His friends and his family are also very proud. They are proud to have given Australia such a fine young man, willing to risk and ultimately lose his life for his adopted country’s service. They are also proud that he died working to free other people from tyranny and oppression. They are proud that a first generation immigrant family could participate in such an elite unit as the 2nd Commando.

I have spoken in the House before about Sir John Monash, regarded by many historians as Australia’s greatest military commander. Like Greg Sher, John Monash was the son of Jewish immigrants, this time from Prussia, not from South Africa, who came to Australia in search of a better life and who valued above all the freedom, equality and opportunity that they found in this most fortunate of countries. In the First World War, as today, all members of Australian forces were volunteers. History has taught us many hard lessons, and one of them is that freedom is fragile and can never be taken for granted. Both John Monash and Greg Sher willingly volunteered to serve Australia because they knew Australia was worth fighting for and because they wanted other people to enjoy the same freedoms that we enjoy here.

There is a certain irony in the fact that the people whose freedom Greg Sher died for were Muslim Afghans, the long-suffering people of Afghanistan. As the member for Eden-Monaro alluded to, a very small number of people in Australia have sought to foment conflict between Jews and Muslims here based on hatreds imported from other parts of the world. Greg Sher’s life and death show that such efforts have not succeeded. He was a soldier who went where he was ordered to go but he was also a citizen, a very intelligent and very well-read citizen, who knew exactly what he was fighting for and why. For him, the right of Muslim people in Afghanistan to live in freedom and security was just as important as the right of people in Australia or any other country to do so.

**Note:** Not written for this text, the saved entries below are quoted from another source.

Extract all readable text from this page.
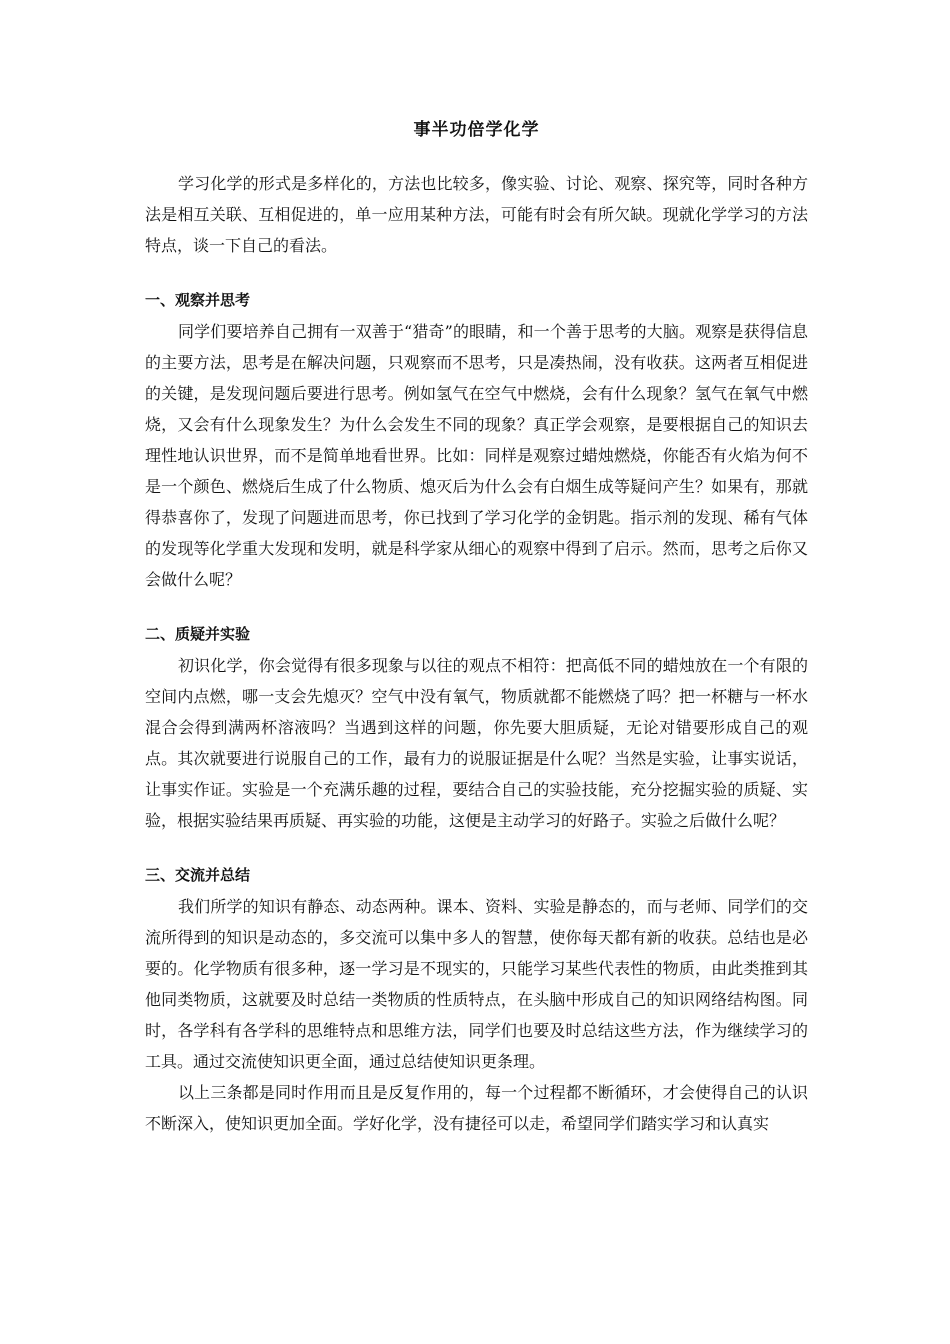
事半功倍学化学

学习化学的形式是多样化的，方法也比较多，像实验、讨论、观察、探究等，同时各种方法是相互关联、互相促进的，单一应用某种方法，可能有时会有所欠缺。现就化学学习的方法特点，谈一下自己的看法。

一、观察并思考

同学们要培养自己拥有一双善于“猎奇”的眼睛，和一个善于思考的大脑。观察是获得信息的主要方法，思考是在解决问题，只观察而不思考，只是凑热闹，没有收获。这两者互相促进的关键，是发现问题后要进行思考。例如氢气在空气中燃烧，会有什么现象？氢气在氧气中燃烧，又会有什么现象发生？为什么会发生不同的现象？真正学会观察，是要根据自己的知识去理性地认识世界，而不是简单地看世界。比如：同样是观察过蜡烛燃烧，你能否有火焰为何不是一个颜色、燃烧后生成了什么物质、熄灭后为什么会有白烟生成等疑问产生？如果有，那就得恭喜你了，发现了问题进而思考，你已找到了学习化学的金钥匙。指示剂的发现、稀有气体的发现等化学重大发现和发明，就是科学家从细心的观察中得到了启示。然而，思考之后你又会做什么呢？

二、质疑并实验

初识化学，你会觉得有很多现象与以往的观点不相符：把高低不同的蜡烛放在一个有限的空间内点燃，哪一支会先熄灭？空气中没有氧气，物质就都不能燃烧了吗？把一杯糖与一杯水混合会得到满两杯溶液吗？当遇到这样的问题，你先要大胆质疑，无论对错要形成自己的观点。其次就要进行说服自己的工作，最有力的说服证据是什么呢？当然是实验，让事实说话，让事实作证。实验是一个充满乐趣的过程，要结合自己的实验技能，充分挖掘实验的质疑、实验，根据实验结果再质疑、再实验的功能，这便是主动学习的好路子。实验之后做什么呢？

三、交流并总结

我们所学的知识有静态、动态两种。课本、资料、实验是静态的，而与老师、同学们的交流所得到的知识是动态的，多交流可以集中多人的智慧，使你每天都有新的收获。总结也是必要的。化学物质有很多种，逐一学习是不现实的，只能学习某些代表性的物质，由此类推到其他同类物质，这就要及时总结一类物质的性质特点，在头脑中形成自己的知识网络结构图。同时，各学科有各学科的思维特点和思维方法，同学们也要及时总结这些方法，作为继续学习的工具。通过交流使知识更全面，通过总结使知识更条理。

以上三条都是同时作用而且是反复作用的，每一个过程都不断循环，才会使得自己的认识不断深入，使知识更加全面。学好化学，没有捷径可以走，希望同学们踏实学习和认真实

As I said in my speech on the death of Lieutenant Fussell, we in this place have no right to send young Australian men and women to risk their lives in foreign fields unless we are certain that the cause for which we are sending them to fight is a just one and that our objectives are clear and attainable. That was not the case, for example, in Vietnam, but I believe that it was very clearly the case in East Timor, where Greg Sher served with our peacekeeping forces. I also believe that this is the case in Afghanistan, although, as the Minister for Defence has explained to many people and as our military chief says, the task is a much tougher one. The defeat of multinational terrorism based in Afghanistan is vital for our own national security as well as for the people of Afghanistan. We are fighting in Afghanistan to give its people the chance of a better future free from violence, oppression, corruption and extremism. None of our boys who have died there died in vain—not Private Greg Sher, not Lieutenant Michael Fussell, not any one of the honoured eight. Counterinsurgency fights are often long and bitter, but I believe that we and our allies can achieve our objectives if we persist and that the sacrifices we are asking of our service personnel and their families will, in the long run, be worth while. That is certainly what Greg Sher believed, and we should honour his memory by ensuring that we do not fail in our mission.

As the member for Eden-Monaro said, I salute Greg Sher and his family. He would probably describe himself by the line in the poem Invictus, which he kept with him all the time and that is noted by all of his military colleagues as something that was very dear to his heart: captain of his soul, master of his fate.